Speech corpus established in 1984

The Child Language Data Exchange System (CHILDES) is a corpus established in 1984 by Brian MacWhinney and Catherine Snow to serve as a central repository for data pertaining to first language acquisition. As of 2024, the repository included content (transcripts, audio, and video) in 48 languages from 436 different corpora, all of which are publicly available worldwide. CHILDES is currently directed and maintained by MacWhinney at Carnegie Mellon University.

The earliest transcripts in CHILDES date from the 1960s. During the early 1990s, as computational resources capable of easily manipulating the data volumes found in CHILDES became commonly available, there was a significant increase in the number of studies that made use of it.

CHILDES is predominantly used for analyzing the language of young children and the language used by their caregivers.
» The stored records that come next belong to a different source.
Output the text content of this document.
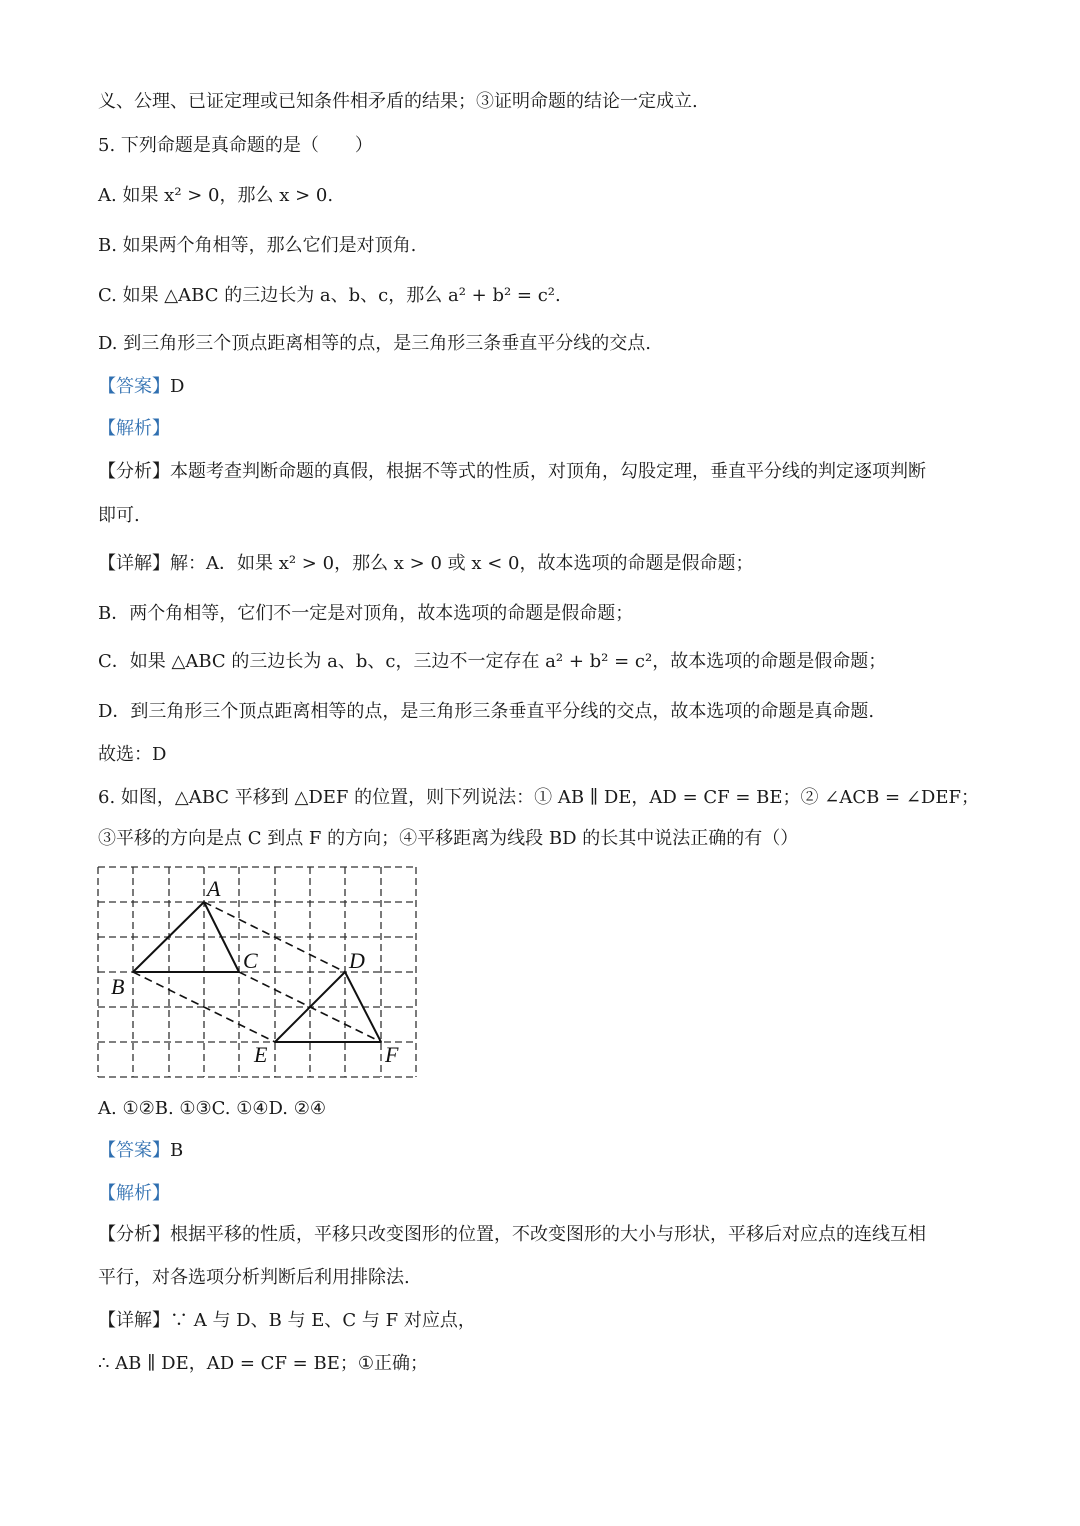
义、公理、已证定理或已知条件相矛盾的结果；③证明命题的结论一定成立.
5. 下列命题是真命题的是（　　）
A. 如果 x² > 0，那么 x > 0.
B. 如果两个角相等，那么它们是对顶角.
C. 如果 △ABC 的三边长为 a、b、c，那么 a² + b² = c².
D. 到三角形三个顶点距离相等的点，是三角形三条垂直平分线的交点.
【答案】D
【解析】
【分析】本题考查判断命题的真假，根据不等式的性质，对顶角，勾股定理，垂直平分线的判定逐项判断
即可.
【详解】解：A．如果 x² > 0，那么 x > 0 或 x < 0，故本选项的命题是假命题；
B．两个角相等，它们不一定是对顶角，故本选项的命题是假命题；
C．如果 △ABC 的三边长为 a、b、c，三边不一定存在 a² + b² = c²，故本选项的命题是假命题；
D．到三角形三个顶点距离相等的点，是三角形三条垂直平分线的交点，故本选项的命题是真命题.
故选：D
6. 如图，△ABC 平移到 △DEF 的位置，则下列说法：① AB ∥ DE，AD = CF = BE；② ∠ACB = ∠DEF；
③平移的方向是点 C 到点 F 的方向；④平移距离为线段 BD 的长其中说法正确的有（）
A
B
C	D
E	F
A. ①②B. ①③C. ①④D. ②④
【答案】B
【解析】
【分析】根据平移的性质，平移只改变图形的位置，不改变图形的大小与形状，平移后对应点的连线互相
平行，对各选项分析判断后利用排除法.
【详解】∵ A 与 D、B 与 E、C 与 F 对应点，
∴ AB ∥ DE，AD = CF = BE；①正确；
In 2001, CHILDES was made into a component of the larger corpus TalkBank, which includes language data from aphasics, second language acquisition, conversation analysis, and classroom language learning.

==Database format==
There are a variety of languages and ages represented in the CHILDES transcripts. Most transcripts are from spontaneous interactions and conversations. The transcriptions are coded in the CHAT (Codes for the Human Analysis of Transcripts) transcription format, which provides a standardized format for producing conversational transcripts. This system can be used to transcribe conversations with any type of language learner: children, second-language learners, and recovering aphasics. In addition to discourse-level transcription, the CHAT system also has options for phonological and morphological analysis.

The CLAN program was developed by Leonid Spektor and aids in transcription and analysis of the child language data included in CHILDES.

==Use in research==
As of June 2025, Google Scholar reported 11,221 citations of CHILDES in its database.